“The sea rushes in. It cast forth a host arrayed for battle –
The host of Cadwallon in the triumph of his objective,
An opponent like a furious fiery stag…
The man wearing the brooch as he rides in the front rank,
Encased in gleaming iron…
The image of a lord returning in victory.”
-Moliant Cadwallon (In Praise of Cadwallon)
This was a demo game that the Newark Irregulars and I took to the Salute and Partizan shows in 2008. A somewhat large undertaking, we combined our various Saxon and Welsh armies to create something of a spectacle, backed up by the village of Hatfield. We’d decided to create the village under attack by the Welsh and Mercians so the team pooled their collection of suitable buildings and painted some new ones (I bought a couple of spare roofs from Grand Manner and added flames and smoke for the obligatory movie feel). It ended up slightly bigger than I was expecting…Prof Guy H from the University of York dropped by and remarked that it was probably four times larger than any village in England at the time!

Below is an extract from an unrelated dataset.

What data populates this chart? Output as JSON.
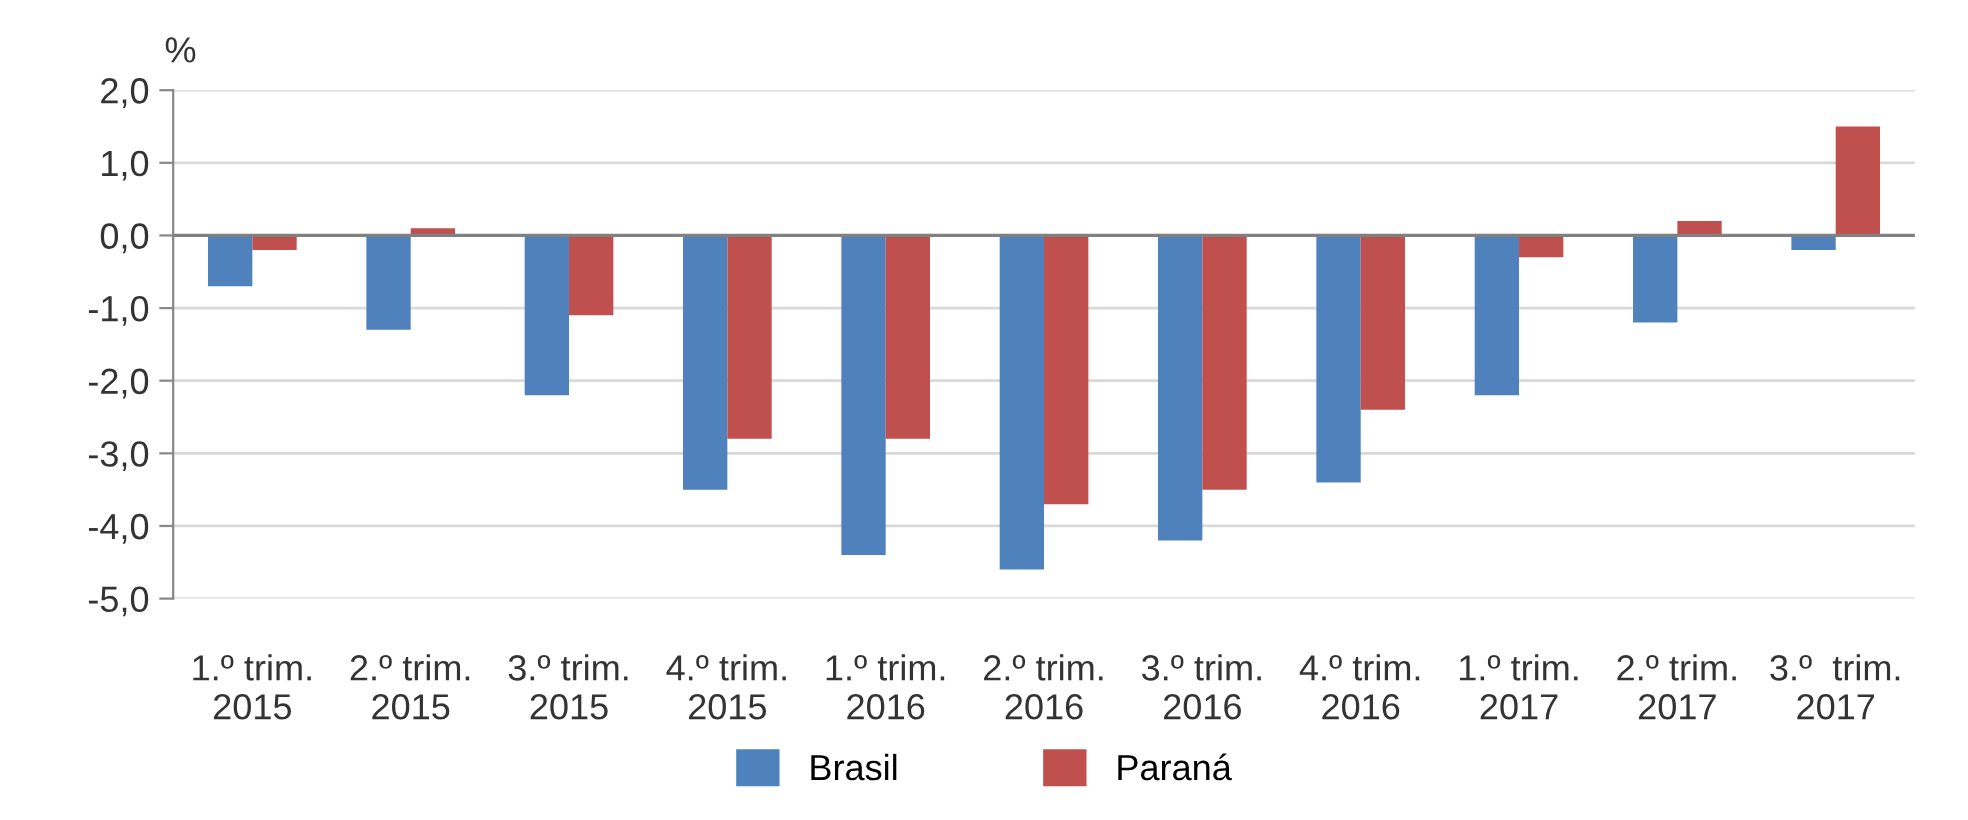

We played the game using Warhammer Ancient Battles; I recall it was rather cumbersome at that scale, but fun nonetheless. I would like to go back and revisit this at some point with a different set of rules and a bit more research. Anyway, on with the tale…
The Battle of Hatfield (Haethfeld) was perhaps the greatest Welsh victory of the Dark Ages. The ruler of Northumbria at the time was “Good King Edwin”, Edwin son of Aelle, who had brought peace to his land through a series of successful military campaigns, and then converted himself (and many of his subjects) to the Christian faith.
Against him were arrayed the Welsh forces of Gwynedd and the Saxon kingdom of Mercia. The King of Gwynedd, Cadwallon ap Cadfan, had already been exiled from his homeland by the campaigns of Edwin, and thus had no love for the Northumbrian monarch. Returning and raising an army, he allied himself with Northumbria’s perpetual enemies, the Mercians. Under the fearsome King Penda, these pagan warriors marched into Northumbria in Autumn 632 CE. On the 12th October the armies met ‘on the plain called Haethfeld’, and the Northumbrians were decisively defeated. King Edwin was killed, ‘and his entire army slain or scattered.’
The Mercians soon returned to their homeland, but Cadwallon and his warbands remained in Northumbria and embarked on a year-long campaign of destruction. The great Welsh warlord was eventually brought to battle, defeated and killed at Heavenfield, near Hexham on Hadrian’s Wall, in 633.